Bias term follows from definition. Assuming $\varepsilon$ are pairwise independent, variance is
$$E[(\hat{f} - E[\hat{f}])^2] = E[(\frac{1}{k} \sum^k_{l=1} \varepsilon_l)^2] = \frac{1}{k^2} E[\sum^k_{l=1} \sum^k_{m=1} \varepsilon_l \varepsilon_m] = \frac{1}{k^2} \sum^k_{l=1} E[\varepsilon_l^2] = \frac{1}{k^2} k \cdot (Var(\varepsilon) - \cancelto{0}{E[\varepsilon_l]^2}) = \frac{\sigma^2_\varepsilon}{k} $$
(7.11) Variance in linear regression EPE
$$ Var(\hat{f}) = E[(\hat{f} - E[\hat{f}])^2] = E[\hat{f}^2] - E[\hat{f}]^2 = E[h^Ty y^Th] - E[h^Ty]^2 $$
Since $y$ is random, above is equivalent to
$$ h^T E[yy^T] h - h^T E[y]E[y]^T h = h^T (E[yy^T] - E[y]E[y]^T) h = h^T Var(y) h = \sigma^2_\varepsilon h^T h $$
where last equality assumes $Cov(y_i,y_j) = 0$.
(7.12) Variance in linear regression in-sample EPE
$$\sum_i h(x_i)^T h(x_i) = \sum_i x^T_i (X^TX)^{-1} x_i = tr[X(X^TX)^{-1}X^T] = tr[I_p] = p$$
So, $$\frac{1}{N} \sum_i \lVert h(x_i) \rVert^2 \sigma^2_\varepsilon = \frac{p}{N} \sigma^2_\varepsilon$$.

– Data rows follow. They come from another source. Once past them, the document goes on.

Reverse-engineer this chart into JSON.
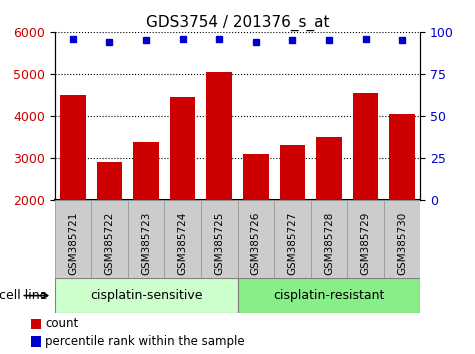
{
  "title": "GDS3754 / 201376_s_at",
  "categories": [
    "GSM385721",
    "GSM385722",
    "GSM385723",
    "GSM385724",
    "GSM385725",
    "GSM385726",
    "GSM385727",
    "GSM385728",
    "GSM385729",
    "GSM385730"
  ],
  "counts": [
    4500,
    2900,
    3380,
    4450,
    5050,
    3100,
    3300,
    3500,
    4550,
    4050
  ],
  "percentile_ranks": [
    96,
    94,
    95,
    96,
    96,
    94,
    95,
    95,
    96,
    95
  ],
  "bar_color": "#cc0000",
  "dot_color": "#0000cc",
  "ylim_left": [
    2000,
    6000
  ],
  "ylim_right": [
    0,
    100
  ],
  "yticks_left": [
    2000,
    3000,
    4000,
    5000,
    6000
  ],
  "yticks_right": [
    0,
    25,
    50,
    75,
    100
  ],
  "group1_label": "cisplatin-sensitive",
  "group1_count": 5,
  "group2_label": "cisplatin-resistant",
  "group2_count": 5,
  "group1_color": "#ccffcc",
  "group2_color": "#88ee88",
  "cell_line_label": "cell line",
  "legend_count_label": "count",
  "legend_pct_label": "percentile rank within the sample",
  "bar_width": 0.7,
  "tick_bg_color": "#cccccc",
  "tick_edge_color": "#999999",
  "fig_width": 4.75,
  "fig_height": 3.54,
  "dpi": 100
}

(7.14) Decompose expected squared bias of linear model into model bias and estimation bias
See this Cross Validated answer by Lei.
Exercises
7.2
We will abbreviate by removing $x_0$ from $f(x_0), \hat{f}(x_0), G(x_0)$, and $\hat{G}(x_0)$.
Show (7.62)
Let $\hat{g} = Pr(\hat{f} > \frac{1}{2})$. Then
$$Err(x_0) = E[I[Y \neq \hat{G}] \lvert X = x_0] = Pr(Y \neq \hat{G} \lvert X = x_0) = f (1 - \hat{g}) + (1-f) \hat{g} = f - 2 f \hat{g} + \hat{g}$$
$$ Err_B(x_0) + \lvert 2f - 1 \rvert P(\hat{G} \neq G \lvert X = x_0) = \begin{cases} f + (1 - 2f) \hat{g} & \text{if } f \leq \frac{1}{2} \ (1 - f) + (2f - 1) (1 - \hat{g}) & \text{else} \end{cases} = f - 2 f \hat{g} + \hat{g} $$
Show (7.63)
$$ Pr(\hat{G} \neq G \lvert X = x_0) = Pr(\hat{f} > \frac{1}{2})Pr(f \leq \frac{1}{2}) + Pr(\hat{f} \leq \frac{1}{2})Pr(f > \frac{1}{2})$$
If $f > \frac{1}{2}$, above reduces to $Pr(\hat{f} \leq \frac{1}{2})$. Since $\frac{\hat{f} - E[\hat{f}]}{\sqrt{Var[\hat{f}]}} \sim N(0,1)$, we obtain $Pr(\hat{f} \leq \frac{1}{2}) = \Phi(\frac{\frac{1}{2} - E[\hat{f}]}{\sqrt{Var[\hat{f}]}})$. Then, (7.63) holds because sign($\frac{1}{2} - f$) is negative. Similar (sign-reversed) argument holds for the $f \leq \frac{1}{2}$ case.